ECLI:NL:RBROT:2003:AF9391
Rechtbank Rotterdam
- Eerste aanleg - meervoudig
- F.J.W.M. van Dooren
- R.A. Overbosch
- G.C.C. Lewin
- Rechtspraak.nl
Wraking van een kantonrechter in een civiele procedure
In deze zaak heeft de rechtbank Rotterdam op 28 mei 2003 uitspraak gedaan over een verzoek tot wraking van een kantonrechter, ingediend door [verzoeker]. Het verzoek tot wraking werd ingediend naar aanleiding van een procedure tussen de vereniging BUMA als eiseres en [verzoeker] als gedaagde, die aanhangig was bij de rechtbank Rotterdam, sector kanton. Tijdens de rolzitting op 1 april 2003 werd [verzoeker] uitstel verleend tot 29 april 2003 voor het nemen van de conclusie van antwoord. Echter, op de rolzitting van 29 april 2003 heeft [verzoeker] niet geconcludeerd, wat leidde tot de beslissing van de kantonrechter om het vonnis op 13 mei 2003 te wijzen.
Na de rolzitting heeft mr. W.H. van Zundert, de gemachtigde van [verzoeker], meerdere verzoeken tot uitstel ingediend bij de kantonrechter, die zonder motivering werden afgewezen. Dit leidde tot de vrees van [verzoeker] dat de kantonrechter niet onpartijdig was, wat de aanleiding vormde voor het wrakingsverzoek. De rechtbank heeft in haar beoordeling vastgesteld dat er geen bewijs was voor persoonlijke vooringenomenheid van de kantonrechter, maar dat de afwezigheid van een motivering voor de afwijzing van de verzoeken tot uitstel de schijn van partijdigheid kon wekken.
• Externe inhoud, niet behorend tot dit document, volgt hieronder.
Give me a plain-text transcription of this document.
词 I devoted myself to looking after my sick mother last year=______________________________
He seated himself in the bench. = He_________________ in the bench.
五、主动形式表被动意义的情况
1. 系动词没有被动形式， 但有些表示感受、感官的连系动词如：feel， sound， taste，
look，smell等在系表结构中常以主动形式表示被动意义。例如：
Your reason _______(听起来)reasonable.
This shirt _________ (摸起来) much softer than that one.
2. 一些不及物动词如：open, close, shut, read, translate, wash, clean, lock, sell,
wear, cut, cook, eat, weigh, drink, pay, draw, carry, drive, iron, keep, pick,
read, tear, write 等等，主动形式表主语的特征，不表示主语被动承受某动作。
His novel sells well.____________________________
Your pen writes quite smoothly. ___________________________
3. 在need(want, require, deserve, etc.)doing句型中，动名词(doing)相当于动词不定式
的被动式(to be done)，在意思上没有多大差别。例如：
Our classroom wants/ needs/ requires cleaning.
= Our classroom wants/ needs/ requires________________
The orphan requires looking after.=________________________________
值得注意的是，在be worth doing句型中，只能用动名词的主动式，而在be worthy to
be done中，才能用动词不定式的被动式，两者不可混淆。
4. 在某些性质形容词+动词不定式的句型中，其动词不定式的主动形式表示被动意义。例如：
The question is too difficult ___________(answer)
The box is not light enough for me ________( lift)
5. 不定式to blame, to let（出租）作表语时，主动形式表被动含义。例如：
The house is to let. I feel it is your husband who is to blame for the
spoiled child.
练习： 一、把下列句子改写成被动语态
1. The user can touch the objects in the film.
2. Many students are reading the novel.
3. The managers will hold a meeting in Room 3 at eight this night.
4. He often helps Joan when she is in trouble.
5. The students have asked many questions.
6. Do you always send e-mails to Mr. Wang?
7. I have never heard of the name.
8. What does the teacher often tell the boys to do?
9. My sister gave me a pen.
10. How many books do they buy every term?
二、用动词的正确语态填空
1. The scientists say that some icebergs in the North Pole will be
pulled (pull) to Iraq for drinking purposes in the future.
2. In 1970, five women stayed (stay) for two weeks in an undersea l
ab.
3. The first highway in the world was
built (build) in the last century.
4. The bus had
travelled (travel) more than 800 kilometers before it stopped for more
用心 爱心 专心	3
De rechtbank concludeerde dat het verzoek tot wraking gegrond was, wat betekende dat een andere kantonrechter dan de betrokken kantonrechter de zaak tussen [verzoeker] en BUMA zou voortzetten. De beslissing van de rechtbank heeft geen invloed op de eerdere beslissing van de rolrechter, waardoor [verzoeker] niet alsnog verweer kan voeren in de zaak tegen BUMA. De uitspraak benadrukt het belang van de motivering van beslissingen door rechters om de schijn van partijdigheid te vermijden.